Add map_deletions_to_ts as Dataset method#429
Conversation
|
Nice, thanks @hyanwong. I think we'd probably arrange the API a bit differently, in that what we'll probably want to do is remap all deletions that pass a specific frequency threshold, so we'll likely pass in a list of site IDs rather than one range. I'd also like to add some metadata so we can track these mutations more easily in analysis. Leave it with me and I'll rejig and write tests when I get a chance. |
|
Great. Re ranges, given the issues I just had with alignments (and after chatting to Isobel), it does seem worth including a short portion of flanking regions too: i.e. don't believe the site positions / ids are completely accurate w.r.t. deletions.
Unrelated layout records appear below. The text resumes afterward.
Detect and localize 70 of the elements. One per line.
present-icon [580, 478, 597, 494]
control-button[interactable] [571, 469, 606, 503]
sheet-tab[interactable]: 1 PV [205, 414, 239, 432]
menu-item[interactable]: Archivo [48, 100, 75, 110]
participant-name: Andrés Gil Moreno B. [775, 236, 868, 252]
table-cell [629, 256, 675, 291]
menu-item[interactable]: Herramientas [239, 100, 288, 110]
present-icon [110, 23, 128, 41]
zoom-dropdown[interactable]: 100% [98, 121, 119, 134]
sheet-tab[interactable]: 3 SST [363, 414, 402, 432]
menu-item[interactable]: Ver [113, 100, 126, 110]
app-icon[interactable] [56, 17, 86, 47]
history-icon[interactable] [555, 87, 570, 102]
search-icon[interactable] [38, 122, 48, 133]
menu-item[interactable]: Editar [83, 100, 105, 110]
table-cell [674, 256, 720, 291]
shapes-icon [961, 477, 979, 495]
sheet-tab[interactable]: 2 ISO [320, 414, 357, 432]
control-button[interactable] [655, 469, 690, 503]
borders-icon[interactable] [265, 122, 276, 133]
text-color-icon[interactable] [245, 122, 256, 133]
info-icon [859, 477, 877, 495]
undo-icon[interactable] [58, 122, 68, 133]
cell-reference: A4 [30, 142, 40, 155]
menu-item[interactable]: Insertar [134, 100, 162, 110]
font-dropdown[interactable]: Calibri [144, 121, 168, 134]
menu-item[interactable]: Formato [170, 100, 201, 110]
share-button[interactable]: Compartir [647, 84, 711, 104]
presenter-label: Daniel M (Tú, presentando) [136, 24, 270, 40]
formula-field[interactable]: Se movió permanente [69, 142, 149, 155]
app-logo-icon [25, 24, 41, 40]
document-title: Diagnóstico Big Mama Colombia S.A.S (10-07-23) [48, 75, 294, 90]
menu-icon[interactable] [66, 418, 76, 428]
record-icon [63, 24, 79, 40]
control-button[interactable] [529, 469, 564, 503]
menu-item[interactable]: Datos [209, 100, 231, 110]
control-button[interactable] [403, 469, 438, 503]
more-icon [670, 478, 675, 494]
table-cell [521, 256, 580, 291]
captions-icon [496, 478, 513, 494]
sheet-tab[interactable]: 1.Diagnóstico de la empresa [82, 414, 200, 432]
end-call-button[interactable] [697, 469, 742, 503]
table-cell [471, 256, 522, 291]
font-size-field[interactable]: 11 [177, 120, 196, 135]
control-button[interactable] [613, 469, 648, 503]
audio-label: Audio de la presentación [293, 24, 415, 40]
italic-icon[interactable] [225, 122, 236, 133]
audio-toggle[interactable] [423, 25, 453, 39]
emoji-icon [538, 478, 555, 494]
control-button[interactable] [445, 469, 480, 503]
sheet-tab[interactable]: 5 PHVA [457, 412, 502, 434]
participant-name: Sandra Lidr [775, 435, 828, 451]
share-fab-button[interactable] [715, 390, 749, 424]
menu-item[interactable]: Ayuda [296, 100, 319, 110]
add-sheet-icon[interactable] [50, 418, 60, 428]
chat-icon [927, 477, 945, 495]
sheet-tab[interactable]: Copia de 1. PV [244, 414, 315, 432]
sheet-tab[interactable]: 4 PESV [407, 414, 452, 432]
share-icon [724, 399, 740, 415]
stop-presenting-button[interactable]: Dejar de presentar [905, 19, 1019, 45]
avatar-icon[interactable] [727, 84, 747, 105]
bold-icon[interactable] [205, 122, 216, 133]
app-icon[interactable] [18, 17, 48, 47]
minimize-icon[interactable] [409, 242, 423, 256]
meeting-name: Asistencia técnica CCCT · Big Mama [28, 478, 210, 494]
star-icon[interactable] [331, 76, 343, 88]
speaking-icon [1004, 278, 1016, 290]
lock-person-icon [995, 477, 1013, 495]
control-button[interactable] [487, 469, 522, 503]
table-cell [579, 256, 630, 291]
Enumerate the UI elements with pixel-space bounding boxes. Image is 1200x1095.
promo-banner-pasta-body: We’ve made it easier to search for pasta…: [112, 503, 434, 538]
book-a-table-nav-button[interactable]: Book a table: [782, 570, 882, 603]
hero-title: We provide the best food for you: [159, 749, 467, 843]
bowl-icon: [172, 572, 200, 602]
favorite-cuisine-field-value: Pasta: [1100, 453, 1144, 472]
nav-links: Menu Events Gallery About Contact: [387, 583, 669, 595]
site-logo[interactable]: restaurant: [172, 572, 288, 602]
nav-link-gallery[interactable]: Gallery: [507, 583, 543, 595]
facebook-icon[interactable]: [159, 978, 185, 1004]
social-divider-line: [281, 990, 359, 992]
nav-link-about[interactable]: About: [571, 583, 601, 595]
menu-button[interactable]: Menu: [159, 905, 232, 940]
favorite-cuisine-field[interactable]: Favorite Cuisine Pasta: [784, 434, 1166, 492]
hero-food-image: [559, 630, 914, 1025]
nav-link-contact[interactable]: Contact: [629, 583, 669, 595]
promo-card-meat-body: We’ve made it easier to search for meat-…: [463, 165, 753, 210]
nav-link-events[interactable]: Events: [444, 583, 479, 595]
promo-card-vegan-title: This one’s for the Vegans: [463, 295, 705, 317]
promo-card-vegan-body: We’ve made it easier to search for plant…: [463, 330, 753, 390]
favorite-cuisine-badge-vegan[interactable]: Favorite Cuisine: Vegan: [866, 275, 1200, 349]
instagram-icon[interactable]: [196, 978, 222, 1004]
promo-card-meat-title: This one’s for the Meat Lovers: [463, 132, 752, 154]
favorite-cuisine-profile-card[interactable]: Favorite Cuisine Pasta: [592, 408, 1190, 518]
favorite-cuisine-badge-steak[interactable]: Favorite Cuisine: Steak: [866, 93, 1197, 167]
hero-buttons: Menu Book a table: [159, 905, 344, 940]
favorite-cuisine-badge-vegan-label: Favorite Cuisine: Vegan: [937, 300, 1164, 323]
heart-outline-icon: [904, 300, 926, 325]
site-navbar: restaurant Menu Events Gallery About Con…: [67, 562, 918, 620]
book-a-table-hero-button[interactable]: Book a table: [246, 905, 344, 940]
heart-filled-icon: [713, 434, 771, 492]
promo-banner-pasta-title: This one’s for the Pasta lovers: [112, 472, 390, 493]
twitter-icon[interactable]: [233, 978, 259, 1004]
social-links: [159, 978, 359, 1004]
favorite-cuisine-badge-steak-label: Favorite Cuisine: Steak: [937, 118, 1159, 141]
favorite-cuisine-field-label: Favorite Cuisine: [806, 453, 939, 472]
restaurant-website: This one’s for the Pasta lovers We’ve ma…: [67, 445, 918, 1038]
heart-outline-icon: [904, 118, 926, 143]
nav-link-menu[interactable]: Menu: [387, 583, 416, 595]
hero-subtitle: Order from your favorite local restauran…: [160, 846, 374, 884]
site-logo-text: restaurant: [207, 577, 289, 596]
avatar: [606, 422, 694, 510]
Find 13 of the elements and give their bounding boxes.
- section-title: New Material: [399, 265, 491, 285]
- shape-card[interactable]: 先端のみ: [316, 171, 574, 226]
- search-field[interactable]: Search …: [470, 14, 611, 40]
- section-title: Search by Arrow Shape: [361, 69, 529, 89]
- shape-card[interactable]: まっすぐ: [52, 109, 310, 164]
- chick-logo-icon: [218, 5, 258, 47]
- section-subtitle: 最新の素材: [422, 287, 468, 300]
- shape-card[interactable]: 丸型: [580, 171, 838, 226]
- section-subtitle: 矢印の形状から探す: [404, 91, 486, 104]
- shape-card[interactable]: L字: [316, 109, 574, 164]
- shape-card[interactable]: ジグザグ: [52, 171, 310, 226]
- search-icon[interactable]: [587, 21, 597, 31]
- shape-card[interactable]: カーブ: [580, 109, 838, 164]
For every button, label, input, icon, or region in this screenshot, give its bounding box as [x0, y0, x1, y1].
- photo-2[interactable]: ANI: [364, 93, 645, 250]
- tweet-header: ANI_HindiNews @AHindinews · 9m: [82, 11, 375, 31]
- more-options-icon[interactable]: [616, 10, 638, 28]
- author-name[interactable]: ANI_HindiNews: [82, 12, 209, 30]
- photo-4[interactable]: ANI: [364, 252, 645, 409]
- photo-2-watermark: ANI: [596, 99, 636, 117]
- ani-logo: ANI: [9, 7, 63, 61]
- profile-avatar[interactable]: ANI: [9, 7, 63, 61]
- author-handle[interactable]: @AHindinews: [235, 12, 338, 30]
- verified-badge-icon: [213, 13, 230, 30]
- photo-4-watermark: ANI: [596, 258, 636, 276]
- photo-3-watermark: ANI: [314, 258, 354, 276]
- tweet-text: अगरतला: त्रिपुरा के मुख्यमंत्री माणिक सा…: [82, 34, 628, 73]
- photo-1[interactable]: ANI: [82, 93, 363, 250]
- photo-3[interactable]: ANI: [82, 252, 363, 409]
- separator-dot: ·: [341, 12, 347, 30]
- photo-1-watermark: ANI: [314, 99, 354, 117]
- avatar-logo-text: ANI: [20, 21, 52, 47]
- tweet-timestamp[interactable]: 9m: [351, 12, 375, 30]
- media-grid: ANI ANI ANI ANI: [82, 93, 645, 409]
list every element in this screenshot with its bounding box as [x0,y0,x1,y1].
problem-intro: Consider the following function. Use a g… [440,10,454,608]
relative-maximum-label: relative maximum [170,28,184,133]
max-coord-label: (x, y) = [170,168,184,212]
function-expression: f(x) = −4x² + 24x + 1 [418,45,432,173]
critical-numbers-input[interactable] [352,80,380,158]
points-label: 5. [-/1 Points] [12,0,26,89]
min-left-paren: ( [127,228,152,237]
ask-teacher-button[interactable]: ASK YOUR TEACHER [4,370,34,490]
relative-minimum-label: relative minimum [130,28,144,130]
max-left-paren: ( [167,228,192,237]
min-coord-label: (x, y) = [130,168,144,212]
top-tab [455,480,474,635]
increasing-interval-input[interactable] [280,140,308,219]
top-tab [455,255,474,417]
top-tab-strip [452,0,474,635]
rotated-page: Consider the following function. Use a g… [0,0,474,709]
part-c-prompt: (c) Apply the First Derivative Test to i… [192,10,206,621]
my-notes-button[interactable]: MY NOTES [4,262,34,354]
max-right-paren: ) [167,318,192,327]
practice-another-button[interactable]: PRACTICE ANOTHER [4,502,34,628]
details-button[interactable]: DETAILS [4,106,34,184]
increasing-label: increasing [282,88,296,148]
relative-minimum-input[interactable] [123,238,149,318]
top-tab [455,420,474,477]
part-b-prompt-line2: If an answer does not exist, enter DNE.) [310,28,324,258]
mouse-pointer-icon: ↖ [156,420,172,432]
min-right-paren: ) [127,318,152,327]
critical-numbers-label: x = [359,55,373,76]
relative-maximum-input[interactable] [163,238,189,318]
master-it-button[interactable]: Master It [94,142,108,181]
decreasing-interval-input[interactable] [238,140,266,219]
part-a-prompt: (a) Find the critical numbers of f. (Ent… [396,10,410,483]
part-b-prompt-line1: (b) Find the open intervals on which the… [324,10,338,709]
I was pleasantly surprised that when I remapped the range of 11280 to 11305, counting only "significant" mutations that lead to more than 50 samples, the only regions with deletions were 11283-11296, as discussed in jeromekelleher/sc2ts-paper#249 (comment). That implies that significant deletions might actually be quite rare, and we might be able to pass in all the sites as a first approximation, then narrow down to only those with significant deletions. |

This seemed like the neatest API for mapping deletions, as we require a Dataset object, and can add methods to it easily enough, i.e.
I have coded it so that the first sample could be Wuhan, or not. I have also put a stub for a test in, but I'm not sure how to actually test it, as I don't know if we have a test tree sequence equivalent of fx_dataset with the same named samples.